David also managed a fraternal dig at his newsman brother John, who was at the screening, and who he claims discouraged him from taking what has become his best-known role: “I rang my brother John, who I know is here tonight – because he’s always wise, being my older brother, and I said, ‘I’ve just been offered the possibility of playing [Hercule Poirot] and I wondered what you think.’ He said, ‘What?’ And I said, ‘I just wondered what you might think.’ He said, ‘Oh God, don’t touch it with a barge pole.’ The moral of that story is never listen to your older brother.”
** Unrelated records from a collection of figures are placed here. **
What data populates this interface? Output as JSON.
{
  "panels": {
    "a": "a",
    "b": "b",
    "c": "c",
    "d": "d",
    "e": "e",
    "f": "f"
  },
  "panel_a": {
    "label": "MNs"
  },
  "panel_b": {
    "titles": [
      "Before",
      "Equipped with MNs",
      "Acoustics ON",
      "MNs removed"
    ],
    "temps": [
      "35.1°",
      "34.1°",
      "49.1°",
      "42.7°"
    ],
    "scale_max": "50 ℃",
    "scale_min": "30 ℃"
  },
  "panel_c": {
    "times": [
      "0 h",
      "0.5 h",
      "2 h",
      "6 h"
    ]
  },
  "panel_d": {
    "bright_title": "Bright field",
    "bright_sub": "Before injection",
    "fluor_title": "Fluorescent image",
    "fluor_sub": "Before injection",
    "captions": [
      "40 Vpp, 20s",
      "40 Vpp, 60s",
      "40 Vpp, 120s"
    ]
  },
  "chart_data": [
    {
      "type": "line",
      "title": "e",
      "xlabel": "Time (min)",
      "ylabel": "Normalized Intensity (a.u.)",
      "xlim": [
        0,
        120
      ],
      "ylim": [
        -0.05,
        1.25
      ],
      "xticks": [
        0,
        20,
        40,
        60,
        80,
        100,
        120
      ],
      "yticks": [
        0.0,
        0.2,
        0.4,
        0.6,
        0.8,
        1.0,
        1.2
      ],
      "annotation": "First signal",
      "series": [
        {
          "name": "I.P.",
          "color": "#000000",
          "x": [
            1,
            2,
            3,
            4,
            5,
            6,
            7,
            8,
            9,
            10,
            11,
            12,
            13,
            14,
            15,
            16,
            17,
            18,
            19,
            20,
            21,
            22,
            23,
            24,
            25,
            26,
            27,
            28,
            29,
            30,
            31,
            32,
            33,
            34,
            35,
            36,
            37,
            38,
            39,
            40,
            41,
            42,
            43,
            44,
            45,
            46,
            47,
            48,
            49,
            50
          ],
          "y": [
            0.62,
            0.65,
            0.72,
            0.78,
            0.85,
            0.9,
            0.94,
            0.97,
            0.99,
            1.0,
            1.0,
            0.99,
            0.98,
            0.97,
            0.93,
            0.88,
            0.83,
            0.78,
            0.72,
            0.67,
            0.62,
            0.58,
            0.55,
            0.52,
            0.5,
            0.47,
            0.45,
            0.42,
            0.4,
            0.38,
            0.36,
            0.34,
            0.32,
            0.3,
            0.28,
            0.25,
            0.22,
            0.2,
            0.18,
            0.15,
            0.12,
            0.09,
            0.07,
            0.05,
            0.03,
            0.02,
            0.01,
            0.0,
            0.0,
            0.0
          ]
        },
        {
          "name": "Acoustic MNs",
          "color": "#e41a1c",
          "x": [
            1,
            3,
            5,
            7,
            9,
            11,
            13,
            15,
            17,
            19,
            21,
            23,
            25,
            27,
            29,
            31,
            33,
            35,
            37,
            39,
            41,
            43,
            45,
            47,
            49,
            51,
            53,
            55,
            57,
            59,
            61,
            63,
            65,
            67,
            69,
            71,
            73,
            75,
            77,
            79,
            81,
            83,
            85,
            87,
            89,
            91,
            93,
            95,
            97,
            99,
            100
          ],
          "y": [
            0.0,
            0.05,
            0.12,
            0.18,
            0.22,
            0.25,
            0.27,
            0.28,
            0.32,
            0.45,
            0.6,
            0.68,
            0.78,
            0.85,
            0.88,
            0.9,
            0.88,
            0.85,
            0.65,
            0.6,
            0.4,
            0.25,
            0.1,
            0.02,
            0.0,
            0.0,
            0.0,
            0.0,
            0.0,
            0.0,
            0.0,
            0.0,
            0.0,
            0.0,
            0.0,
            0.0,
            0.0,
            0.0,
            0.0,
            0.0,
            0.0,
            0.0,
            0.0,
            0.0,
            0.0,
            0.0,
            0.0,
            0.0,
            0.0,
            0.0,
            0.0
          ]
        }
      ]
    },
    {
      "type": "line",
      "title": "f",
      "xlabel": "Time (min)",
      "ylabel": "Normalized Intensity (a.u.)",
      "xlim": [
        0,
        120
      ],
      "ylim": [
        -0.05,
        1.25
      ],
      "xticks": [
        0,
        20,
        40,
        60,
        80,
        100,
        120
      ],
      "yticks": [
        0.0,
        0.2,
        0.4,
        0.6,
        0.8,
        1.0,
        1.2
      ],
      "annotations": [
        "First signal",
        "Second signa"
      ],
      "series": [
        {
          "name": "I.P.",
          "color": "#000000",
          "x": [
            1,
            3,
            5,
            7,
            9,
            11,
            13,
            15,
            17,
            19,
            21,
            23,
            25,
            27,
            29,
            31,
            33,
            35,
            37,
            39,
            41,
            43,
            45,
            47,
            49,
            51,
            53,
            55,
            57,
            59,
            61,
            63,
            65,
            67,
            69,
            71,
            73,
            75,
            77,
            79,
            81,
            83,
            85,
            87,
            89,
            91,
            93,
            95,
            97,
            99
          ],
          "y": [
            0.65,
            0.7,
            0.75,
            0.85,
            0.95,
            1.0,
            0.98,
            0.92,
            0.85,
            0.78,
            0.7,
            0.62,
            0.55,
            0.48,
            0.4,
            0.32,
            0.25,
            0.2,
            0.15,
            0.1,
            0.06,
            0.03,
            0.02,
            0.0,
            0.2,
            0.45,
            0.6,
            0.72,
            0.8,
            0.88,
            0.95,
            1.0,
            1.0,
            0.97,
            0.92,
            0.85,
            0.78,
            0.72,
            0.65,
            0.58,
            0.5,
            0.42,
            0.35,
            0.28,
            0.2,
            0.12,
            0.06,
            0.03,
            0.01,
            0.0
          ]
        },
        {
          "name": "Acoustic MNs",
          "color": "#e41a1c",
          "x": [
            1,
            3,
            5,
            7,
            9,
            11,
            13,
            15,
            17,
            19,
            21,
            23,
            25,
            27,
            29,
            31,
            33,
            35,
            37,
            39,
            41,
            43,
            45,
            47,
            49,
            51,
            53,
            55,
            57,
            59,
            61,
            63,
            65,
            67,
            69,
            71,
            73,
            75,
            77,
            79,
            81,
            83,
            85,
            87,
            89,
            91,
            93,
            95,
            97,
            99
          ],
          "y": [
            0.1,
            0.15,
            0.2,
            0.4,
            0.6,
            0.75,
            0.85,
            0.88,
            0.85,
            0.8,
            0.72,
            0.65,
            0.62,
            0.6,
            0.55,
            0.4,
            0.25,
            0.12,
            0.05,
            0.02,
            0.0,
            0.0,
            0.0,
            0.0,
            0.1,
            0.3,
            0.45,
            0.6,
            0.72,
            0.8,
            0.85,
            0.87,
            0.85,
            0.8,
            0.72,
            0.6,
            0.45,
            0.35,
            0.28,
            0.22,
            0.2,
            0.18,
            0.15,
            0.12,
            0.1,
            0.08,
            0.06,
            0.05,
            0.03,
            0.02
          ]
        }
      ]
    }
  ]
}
How to have an absolutely fabulous dinner party

Today is National Crowdfunding Day. It is not a day, admittedly, with a rich history, but it is more relevant now that performers increasingly rely on crowdsourcing. The latest is the actor and comedian Helen Lederer, who is hoping to raise £10,000 to put on two instalments at the St James Theatre in London of WTF? (Why the Fuss?) which is part stand-up, part chat show. The first is set to involve Kimberley Walsh, Suzanne Moore and the i columnist Yasmin Alibhai-Brown. The eventual hope is to raise £25,000, which would allow Lederer to make a WTF? pilot to pitch to TV channels. Benefactors can get signed Absolutely Fabulous box-sets, or even (for £1,000) have Helen come to their next dinner party. If that sounds your thing, click here.

Helen is not the only one wanting your money. So too is Sir David Attenborough. He probably doesn’t have trouble getting programmes made, but he is hosting a press conference today to launch Flora and Fauna International’s campaign to get people to donate to Mountain Gorilla projects in Africa.

All promotion and no work

Lionel Shriver complains that one symptom of a desperate publishing industry and the rise of authors-as-celebrities, is that there is no time to actually be a writer. “Writing the books themselves gets fit in here and there, like making time for taking out the trash before bed,” the author writes in the ‘New Republic’. All well and good, but shouldn’t she be getting on with the next novel?

Lie back and think of jingles

The UK’s first “Sleeping Gig” is to be held at Wilton’s Music Hall – its attendees encouraged to nap while listening to the Urban Soul Orchestra. It is hosted by Direct Line, who probably owe the country one after their annoying ad jingle.